Uma comparação desigual: “Porventura, não são Abana e Farpar, rios de Damasco, melhores do que todas as águas de Israel?” Parte 1

     É conhecida a história do general sírio Naamã, que vai à Samaria, capital do reino de Israel, em busca de cura para a sua lepra. A pequena escrava israelita lhe trouxera um raio de esperança quando avisou a sua esposa que em Israel havia um profeta que poderia restaurar sua saúde (II Rs 5.1-3).

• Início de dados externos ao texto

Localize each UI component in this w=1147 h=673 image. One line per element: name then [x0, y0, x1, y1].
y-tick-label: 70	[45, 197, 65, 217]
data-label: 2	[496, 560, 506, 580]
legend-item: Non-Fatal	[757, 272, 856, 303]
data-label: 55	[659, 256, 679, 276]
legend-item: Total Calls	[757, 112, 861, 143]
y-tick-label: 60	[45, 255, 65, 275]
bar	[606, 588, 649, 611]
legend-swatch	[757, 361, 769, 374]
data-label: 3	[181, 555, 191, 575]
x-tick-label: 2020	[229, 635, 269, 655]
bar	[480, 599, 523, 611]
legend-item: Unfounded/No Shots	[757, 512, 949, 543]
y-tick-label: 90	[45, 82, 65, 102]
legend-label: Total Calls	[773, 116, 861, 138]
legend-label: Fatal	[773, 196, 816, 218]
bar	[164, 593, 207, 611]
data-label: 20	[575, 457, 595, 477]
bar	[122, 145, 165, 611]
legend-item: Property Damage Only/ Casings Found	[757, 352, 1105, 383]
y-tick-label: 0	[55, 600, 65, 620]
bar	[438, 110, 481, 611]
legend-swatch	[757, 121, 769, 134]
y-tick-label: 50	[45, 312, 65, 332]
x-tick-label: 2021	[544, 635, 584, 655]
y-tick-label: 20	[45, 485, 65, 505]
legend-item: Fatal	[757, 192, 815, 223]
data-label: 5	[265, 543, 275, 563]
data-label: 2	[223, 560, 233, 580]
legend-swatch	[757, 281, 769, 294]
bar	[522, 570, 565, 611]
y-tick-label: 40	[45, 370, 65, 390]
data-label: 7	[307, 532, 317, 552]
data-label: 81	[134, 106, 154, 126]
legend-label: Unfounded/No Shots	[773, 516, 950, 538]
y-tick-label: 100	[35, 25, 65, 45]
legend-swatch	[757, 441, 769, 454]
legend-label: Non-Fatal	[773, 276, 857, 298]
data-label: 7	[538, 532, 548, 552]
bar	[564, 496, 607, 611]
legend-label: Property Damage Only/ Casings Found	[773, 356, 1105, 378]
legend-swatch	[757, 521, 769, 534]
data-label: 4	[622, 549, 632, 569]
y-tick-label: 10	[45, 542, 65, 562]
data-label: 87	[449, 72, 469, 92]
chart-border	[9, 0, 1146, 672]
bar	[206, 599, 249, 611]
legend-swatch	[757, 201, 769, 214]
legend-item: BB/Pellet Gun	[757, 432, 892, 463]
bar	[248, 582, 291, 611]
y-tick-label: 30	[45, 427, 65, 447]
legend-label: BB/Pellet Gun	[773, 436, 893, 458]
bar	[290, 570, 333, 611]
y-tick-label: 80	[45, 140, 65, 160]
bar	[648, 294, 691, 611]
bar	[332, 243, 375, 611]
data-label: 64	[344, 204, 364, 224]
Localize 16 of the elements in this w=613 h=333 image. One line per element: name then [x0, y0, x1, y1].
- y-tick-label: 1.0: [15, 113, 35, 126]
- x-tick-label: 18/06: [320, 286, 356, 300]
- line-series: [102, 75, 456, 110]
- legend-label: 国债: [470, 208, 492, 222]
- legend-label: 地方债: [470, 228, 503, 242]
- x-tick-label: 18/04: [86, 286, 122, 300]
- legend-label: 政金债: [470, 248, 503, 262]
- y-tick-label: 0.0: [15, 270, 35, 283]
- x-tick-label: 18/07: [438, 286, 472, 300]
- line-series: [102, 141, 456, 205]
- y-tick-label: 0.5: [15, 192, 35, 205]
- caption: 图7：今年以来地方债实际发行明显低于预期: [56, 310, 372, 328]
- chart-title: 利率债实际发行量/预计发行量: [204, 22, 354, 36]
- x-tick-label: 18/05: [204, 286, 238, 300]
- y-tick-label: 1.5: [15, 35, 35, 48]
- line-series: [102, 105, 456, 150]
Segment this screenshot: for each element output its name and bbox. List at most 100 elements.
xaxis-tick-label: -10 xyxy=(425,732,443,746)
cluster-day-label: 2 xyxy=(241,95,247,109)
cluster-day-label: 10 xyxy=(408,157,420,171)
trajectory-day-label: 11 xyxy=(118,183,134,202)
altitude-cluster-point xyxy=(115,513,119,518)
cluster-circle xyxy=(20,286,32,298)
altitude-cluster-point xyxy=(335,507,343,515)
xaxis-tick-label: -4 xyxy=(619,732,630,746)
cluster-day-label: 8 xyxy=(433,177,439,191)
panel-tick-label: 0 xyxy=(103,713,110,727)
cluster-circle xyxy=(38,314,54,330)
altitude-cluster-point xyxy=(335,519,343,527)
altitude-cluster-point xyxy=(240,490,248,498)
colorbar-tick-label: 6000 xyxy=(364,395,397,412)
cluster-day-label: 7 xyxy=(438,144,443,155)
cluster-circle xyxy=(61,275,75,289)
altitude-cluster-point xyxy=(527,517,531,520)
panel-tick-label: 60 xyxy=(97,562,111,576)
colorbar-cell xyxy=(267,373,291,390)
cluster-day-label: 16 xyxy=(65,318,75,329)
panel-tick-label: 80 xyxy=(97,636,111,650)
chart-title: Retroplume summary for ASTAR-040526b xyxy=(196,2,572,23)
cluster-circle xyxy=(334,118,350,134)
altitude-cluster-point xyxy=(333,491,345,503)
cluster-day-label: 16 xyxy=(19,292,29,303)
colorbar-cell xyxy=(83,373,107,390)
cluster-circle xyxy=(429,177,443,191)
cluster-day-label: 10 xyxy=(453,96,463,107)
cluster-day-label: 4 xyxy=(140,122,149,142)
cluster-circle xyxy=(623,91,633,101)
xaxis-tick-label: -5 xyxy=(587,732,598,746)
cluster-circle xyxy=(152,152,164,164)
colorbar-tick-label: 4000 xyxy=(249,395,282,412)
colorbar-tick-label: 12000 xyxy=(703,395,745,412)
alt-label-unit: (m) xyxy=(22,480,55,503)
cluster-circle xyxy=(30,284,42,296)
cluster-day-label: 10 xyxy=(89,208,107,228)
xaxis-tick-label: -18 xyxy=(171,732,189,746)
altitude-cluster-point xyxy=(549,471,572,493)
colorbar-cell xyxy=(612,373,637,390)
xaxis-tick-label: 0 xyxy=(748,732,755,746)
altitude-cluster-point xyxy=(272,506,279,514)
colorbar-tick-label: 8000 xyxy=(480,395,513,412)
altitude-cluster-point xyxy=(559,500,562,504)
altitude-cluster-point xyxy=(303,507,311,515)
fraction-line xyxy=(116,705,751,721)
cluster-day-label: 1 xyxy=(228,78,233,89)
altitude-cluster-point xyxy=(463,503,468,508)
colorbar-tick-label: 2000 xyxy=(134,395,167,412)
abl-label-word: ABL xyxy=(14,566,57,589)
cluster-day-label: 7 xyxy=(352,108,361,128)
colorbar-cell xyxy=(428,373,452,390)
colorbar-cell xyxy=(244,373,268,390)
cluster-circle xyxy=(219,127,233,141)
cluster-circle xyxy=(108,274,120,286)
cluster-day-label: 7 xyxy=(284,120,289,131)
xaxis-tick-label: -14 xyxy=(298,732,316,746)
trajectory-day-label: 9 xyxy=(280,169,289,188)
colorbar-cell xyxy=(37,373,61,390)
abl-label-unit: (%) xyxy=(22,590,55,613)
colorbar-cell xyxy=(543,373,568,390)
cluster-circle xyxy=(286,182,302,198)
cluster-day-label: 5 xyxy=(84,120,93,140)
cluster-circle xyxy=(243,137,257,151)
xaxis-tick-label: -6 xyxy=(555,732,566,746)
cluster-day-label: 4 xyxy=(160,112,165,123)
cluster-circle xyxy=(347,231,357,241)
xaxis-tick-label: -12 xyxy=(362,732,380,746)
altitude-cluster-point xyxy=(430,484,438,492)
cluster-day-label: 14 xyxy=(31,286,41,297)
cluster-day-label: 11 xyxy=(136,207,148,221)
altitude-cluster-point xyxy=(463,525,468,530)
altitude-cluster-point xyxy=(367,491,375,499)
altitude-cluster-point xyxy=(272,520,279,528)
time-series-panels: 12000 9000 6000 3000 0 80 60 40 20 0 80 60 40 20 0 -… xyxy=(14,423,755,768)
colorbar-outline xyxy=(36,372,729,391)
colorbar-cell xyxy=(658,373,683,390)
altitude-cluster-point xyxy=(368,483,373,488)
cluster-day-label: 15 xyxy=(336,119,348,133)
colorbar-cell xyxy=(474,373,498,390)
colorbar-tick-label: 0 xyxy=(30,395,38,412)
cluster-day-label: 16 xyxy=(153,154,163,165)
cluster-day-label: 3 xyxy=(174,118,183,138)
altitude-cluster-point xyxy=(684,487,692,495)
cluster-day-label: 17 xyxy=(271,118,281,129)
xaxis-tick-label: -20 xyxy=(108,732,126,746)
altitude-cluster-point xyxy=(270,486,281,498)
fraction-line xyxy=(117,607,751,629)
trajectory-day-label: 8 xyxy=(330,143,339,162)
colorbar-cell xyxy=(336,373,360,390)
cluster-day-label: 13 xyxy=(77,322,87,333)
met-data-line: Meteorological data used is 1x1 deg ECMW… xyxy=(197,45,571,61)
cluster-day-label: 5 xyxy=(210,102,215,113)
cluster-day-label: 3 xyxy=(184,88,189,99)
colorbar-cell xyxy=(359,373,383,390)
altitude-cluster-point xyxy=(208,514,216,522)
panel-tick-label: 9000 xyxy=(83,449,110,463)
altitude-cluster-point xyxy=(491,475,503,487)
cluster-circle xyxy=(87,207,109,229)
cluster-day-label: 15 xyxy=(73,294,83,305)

    Agora ele chegara de Damasco em Samaria, com a carta do seu Rei, Ben-Hadad (Filho de Hadad), direcionada para o Rei de Israel, bem como  muitos presentes e riquezas,  inexplicavelmente o rei israelita leu com terror a carta do monarca sírio, e rasgou seus vestidos. Estranhos estes hebreus, não?                                    
   Ora, o Rei sírio, Ben-Hadad, isto é, Filho de Hadad, o deus sírio das tempestades (chamado pelos hebreus de Rimmon, II Rs 5.18), cujo templo estavam em Damasco, através daquela carta fazia um pedido ao rei de Israel, filho de Yahweh. Ambos os reis fariam uma ponte entre seus respectivos deuses em prol da cura do general sírio. Nada mais comum, se existia algo que poderia ser feito pela divindade, naturalmente o rei, filho do deus iria fazê-lo!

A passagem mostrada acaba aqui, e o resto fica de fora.